Un ulteriore motivo per cui questo numero speciale è importante è dato dal fatto che, nel momento in cui analizza le disuguaglianze, traspare – pur senza venire nominato espressamente – il tema della complessità che connatura il razzismo e l’ingiustizia ambientale. Complessità data dal tenere assieme nodi apparentemente lontani – razzismo, inquinamento ambientale, salute pubblica – che riguardano, più o meno direttamente, anche la vita quotidiana e che converge in quella che Edgar Morin ha definito come policrisi[4]. Con essa si devono confrontare la politica e le scelte di investimento, le quali però paiono cieche verso le zone di sacrificio “verde”, che diventano il bersaglio di investimenti produttivi nocivi volti ad ottenere e sfruttare le risorse umane e ambientali necessarie alla transizione. Tale cecità rischia di alimentare ulteriormente il privilegio ambientale dei pochi che possono permettersi di vivere in ambienti salubri.

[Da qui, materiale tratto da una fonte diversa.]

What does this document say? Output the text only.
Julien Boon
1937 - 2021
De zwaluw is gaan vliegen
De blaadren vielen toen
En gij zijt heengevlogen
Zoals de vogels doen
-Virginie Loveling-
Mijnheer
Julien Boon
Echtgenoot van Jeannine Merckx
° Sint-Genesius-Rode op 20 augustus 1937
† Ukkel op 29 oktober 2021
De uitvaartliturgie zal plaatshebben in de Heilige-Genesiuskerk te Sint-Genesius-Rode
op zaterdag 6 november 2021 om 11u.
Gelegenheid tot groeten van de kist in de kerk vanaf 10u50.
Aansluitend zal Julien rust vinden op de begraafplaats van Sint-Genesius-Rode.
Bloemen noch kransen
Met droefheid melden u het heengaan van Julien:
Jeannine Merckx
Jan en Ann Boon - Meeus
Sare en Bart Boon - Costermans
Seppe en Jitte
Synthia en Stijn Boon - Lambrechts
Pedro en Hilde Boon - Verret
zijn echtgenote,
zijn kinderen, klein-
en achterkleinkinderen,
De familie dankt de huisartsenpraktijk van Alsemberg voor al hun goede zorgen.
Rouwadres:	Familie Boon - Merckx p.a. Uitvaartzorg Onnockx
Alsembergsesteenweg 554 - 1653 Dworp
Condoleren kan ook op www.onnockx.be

In conclusione, Razzismo, Ambiente, Salute arricchisce uno spazio di riflessione su una tema più che mai attuale e delinea una matrice data dagli incroci letali di razzismo ambientale, pandemia e crisi ecologico-sociale. Pur concentrandosi prevalentemente sulle conseguenze sulla salute delle popolazioni di colore, il lavoro curato da Fabio Perocco e Francesca Rosignoli offre delle lenti che permettono di cogliere alcune delle contraddizioni centrali del tempo in cui viviamo. Spesso queste ultime sono celate da discorsi dominanti e dalla logica emergenziale che governa la transizione energetica, estromettendo l’altra parte della luna, cioè senza tenere in debita considerazione il punto di vista delle comunità locali, delle categorie marginalizzate e dei gruppi “lasciati indietro”.
[1] Eileen McGurty, From NIMBY to Civil Rights. The Origins of the Environmental Justice Movement, «Environmental History», 2(3), (1997), pp. 301-323.
[2] Laura Pulido, A Critical Review of the Methodology of Environmental Racism Research, «Antipode», 28(2), (1996), pp. 142-159.
[3] UN-HRC, The right to a clean, healthy and sustainable environment: non-toxic environment. Report of the Special Rapporteur on the issue of human rights obligations relating to the enjoyment of a safe, clean, healthy and sustainable environment, 12 gennaio 2022.
[4] Edgar Morin, Homeland Earth. A manifesto for the New Millennium, Hampton Press, New York 1999.